SECTEUR DU BÂTIMENT : DES TRANSFORMATIONS IMPORTANTES QUI NÉCESSITENT UNE MAIN-D’OEUVRE BIEN FORMÉE
Le secteur du bâtiment sera en pleine mutation au cours des prochaines années, notamment avec l’émergence de nouvelles normes en construction et rénovation et technologies qui favorisent les bâtiments durables. Ces transformations pourraient entrainer de nombreux emplois dans plusieurs domaines tels que la mécanique du bâtiment. Toutefois, le manque de formation pour les entrepreneur(e)s et la main-d’œuvre demeure un enjeu important. Encore peu de programmes de formation existent dans certains créneaux comme celui de la domotique, alors que des opportunités intéressantes de création d’emplois existent.

SECTEUR DE L’ÉNERGIE : ÉVOLUTION LENTE ET CONTRASTÉE À PRÉVOIR
La transition énergétique suppose une évolution du secteur de la transformation et de la distribution d’énergie. « Le secteur de l’énergie sera appelé à évoluer au cours des prochaines décennies. Ainsi, considérant les objectifs du gouvernement du Québec en matière de réduction de la consommation de pétrole, nous pouvons anticiper le développement de créneaux tels que la chimie verte et le bioraffinage qui pourraient mener à la création de nouveaux emplois à faible impact carbone. Cette évolution devra néanmoins s’appuyer sur la formation continue et sur des investissements technologiques afin d’éviter la délocalisation des emplois hors du Québec », conclut Guillaume Legendre, directeur général de CoeffiScience.
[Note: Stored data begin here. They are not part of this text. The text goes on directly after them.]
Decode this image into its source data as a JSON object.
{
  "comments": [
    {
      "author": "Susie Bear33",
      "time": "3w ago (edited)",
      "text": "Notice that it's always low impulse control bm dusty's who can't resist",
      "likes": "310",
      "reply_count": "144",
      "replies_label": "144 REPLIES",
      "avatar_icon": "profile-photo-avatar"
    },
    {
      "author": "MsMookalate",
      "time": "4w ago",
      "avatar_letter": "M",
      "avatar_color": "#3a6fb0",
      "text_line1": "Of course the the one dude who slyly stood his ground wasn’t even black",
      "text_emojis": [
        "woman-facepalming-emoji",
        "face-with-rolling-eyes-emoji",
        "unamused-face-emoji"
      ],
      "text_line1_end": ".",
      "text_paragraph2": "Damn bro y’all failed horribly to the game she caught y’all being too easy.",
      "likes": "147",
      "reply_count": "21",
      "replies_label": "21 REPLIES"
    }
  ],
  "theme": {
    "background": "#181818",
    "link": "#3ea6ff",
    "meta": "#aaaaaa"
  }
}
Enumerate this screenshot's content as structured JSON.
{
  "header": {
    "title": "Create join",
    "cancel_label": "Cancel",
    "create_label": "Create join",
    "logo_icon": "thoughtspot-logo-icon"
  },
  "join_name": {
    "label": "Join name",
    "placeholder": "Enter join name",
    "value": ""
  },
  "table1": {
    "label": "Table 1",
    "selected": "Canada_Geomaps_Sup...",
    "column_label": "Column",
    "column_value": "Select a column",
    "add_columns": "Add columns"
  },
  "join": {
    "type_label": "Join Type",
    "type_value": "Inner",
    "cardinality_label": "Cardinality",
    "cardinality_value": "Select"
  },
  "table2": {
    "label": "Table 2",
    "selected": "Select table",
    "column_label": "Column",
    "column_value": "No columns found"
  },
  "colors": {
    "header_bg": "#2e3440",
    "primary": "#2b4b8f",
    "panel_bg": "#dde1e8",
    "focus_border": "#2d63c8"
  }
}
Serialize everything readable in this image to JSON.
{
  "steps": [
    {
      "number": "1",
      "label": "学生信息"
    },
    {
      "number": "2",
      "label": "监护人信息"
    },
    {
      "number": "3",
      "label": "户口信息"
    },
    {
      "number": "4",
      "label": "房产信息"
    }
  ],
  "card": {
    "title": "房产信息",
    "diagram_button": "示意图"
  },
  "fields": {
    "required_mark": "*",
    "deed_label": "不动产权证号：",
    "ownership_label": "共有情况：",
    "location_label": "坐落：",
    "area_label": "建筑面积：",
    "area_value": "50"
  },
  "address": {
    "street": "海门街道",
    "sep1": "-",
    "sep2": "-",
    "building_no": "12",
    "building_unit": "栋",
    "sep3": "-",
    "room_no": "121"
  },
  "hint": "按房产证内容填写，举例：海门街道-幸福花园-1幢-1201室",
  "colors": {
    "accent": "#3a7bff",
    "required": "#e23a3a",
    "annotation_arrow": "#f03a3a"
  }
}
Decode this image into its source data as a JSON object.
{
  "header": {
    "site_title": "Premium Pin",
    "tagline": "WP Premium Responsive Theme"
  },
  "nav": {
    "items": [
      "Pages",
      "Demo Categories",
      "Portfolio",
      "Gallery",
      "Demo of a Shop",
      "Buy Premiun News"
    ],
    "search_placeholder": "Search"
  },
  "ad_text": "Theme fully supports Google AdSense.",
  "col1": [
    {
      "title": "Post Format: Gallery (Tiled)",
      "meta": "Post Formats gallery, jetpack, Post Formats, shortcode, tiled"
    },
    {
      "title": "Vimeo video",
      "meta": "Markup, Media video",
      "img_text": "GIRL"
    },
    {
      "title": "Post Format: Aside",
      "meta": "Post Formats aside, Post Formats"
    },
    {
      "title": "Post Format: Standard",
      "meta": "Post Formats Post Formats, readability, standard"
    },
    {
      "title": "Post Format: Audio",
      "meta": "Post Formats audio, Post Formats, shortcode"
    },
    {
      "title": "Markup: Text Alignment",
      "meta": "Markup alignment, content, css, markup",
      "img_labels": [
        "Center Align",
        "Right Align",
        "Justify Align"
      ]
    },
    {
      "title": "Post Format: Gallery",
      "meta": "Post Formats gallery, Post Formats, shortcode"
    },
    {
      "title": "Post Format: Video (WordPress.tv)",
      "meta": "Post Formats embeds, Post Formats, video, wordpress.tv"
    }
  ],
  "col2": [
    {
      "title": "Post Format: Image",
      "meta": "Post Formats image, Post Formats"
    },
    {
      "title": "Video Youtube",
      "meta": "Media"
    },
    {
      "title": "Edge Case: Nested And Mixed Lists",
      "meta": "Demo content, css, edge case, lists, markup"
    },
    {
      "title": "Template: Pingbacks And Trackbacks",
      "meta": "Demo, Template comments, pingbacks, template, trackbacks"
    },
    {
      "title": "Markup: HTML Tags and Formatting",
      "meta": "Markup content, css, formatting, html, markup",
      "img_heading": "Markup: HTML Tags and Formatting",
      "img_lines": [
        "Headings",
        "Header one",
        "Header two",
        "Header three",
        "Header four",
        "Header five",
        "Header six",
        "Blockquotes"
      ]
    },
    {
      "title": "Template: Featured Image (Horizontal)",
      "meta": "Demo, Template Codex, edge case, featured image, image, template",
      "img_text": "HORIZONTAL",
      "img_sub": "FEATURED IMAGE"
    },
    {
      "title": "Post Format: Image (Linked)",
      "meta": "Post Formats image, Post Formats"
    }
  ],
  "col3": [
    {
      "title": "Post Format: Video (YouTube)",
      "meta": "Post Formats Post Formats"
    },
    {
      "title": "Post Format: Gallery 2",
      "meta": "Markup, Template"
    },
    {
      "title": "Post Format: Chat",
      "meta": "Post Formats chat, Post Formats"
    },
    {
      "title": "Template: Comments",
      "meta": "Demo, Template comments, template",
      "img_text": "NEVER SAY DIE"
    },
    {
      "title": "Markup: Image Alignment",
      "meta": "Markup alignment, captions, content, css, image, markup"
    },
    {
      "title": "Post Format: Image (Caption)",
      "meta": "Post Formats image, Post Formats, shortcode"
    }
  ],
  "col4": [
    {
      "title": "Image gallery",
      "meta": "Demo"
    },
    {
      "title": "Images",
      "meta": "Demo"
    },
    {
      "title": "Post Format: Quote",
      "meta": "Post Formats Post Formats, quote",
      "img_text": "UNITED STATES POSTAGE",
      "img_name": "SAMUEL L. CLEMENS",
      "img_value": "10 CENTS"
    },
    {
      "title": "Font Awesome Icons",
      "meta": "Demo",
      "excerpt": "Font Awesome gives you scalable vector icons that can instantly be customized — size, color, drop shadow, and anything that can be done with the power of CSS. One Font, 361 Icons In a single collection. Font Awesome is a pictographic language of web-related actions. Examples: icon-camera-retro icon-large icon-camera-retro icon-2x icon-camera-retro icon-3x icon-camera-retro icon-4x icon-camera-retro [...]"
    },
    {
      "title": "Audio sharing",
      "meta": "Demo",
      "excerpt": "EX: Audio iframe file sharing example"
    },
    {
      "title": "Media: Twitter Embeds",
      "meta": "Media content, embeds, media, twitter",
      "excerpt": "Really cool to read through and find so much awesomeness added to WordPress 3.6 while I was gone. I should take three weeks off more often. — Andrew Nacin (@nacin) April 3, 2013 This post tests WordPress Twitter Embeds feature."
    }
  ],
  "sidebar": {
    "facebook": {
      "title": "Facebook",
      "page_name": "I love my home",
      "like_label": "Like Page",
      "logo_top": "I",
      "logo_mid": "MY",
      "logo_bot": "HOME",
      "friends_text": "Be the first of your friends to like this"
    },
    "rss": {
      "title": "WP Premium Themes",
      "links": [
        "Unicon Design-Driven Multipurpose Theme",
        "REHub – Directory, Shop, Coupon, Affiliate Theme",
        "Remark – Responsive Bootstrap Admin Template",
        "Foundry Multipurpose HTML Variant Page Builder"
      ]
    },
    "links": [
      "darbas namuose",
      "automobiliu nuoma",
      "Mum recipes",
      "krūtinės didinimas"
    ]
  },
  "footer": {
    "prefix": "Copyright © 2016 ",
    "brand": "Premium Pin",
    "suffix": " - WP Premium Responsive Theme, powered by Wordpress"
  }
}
Dans les prochains mois, le groupe de travail sur la main-d’œuvre compte amorcer une série de rencontres avec les représentants gouvernementaux du Québec et du Canada afin de faire part des principaux constats issus de leurs travaux.

Pour consulter le rapport du groupe de travail : http://bit.ly/2mBinNZ

Origine du Groupe de travail sur la main-d’oeuvre
À l’automne 2016, des intervenants des milieux de l’économie verte et de l’économie sociale se rencontraient afin d’amorcer une réflexion sur les implications de la transition énergétique pour la société québécoise à laquelle ont participé initialement la Caisse d’économie solidaire Desjardins, le Chantier de l’économie sociale, le CIRODD, la CSN, le CPQ, COPTICOM, la Fondation David Suzuki, le Mouvement Desjardins et le RNCREQ. Les participants ont identifié trois chantiers de réflexion sur lesquels portent plus précisément leurs travaux, soit (1) les marchés publics ; (2) l’impact de la transition énergétique sur la main-d’oeuvre ; et (3) l’endettement et la surconsommation. Une première collaboration en 2016 a donné lieu à une série des recommandations afin d’optimiser le rôle des marchés publics comme levier au développement économique durable et solidaire.

Le Groupe de travail sur la main-d’œuvre s’est ensuite créé pour produire un rapport qui se veut un tour d’horizon des enjeux soulevés par le deuxième chantier.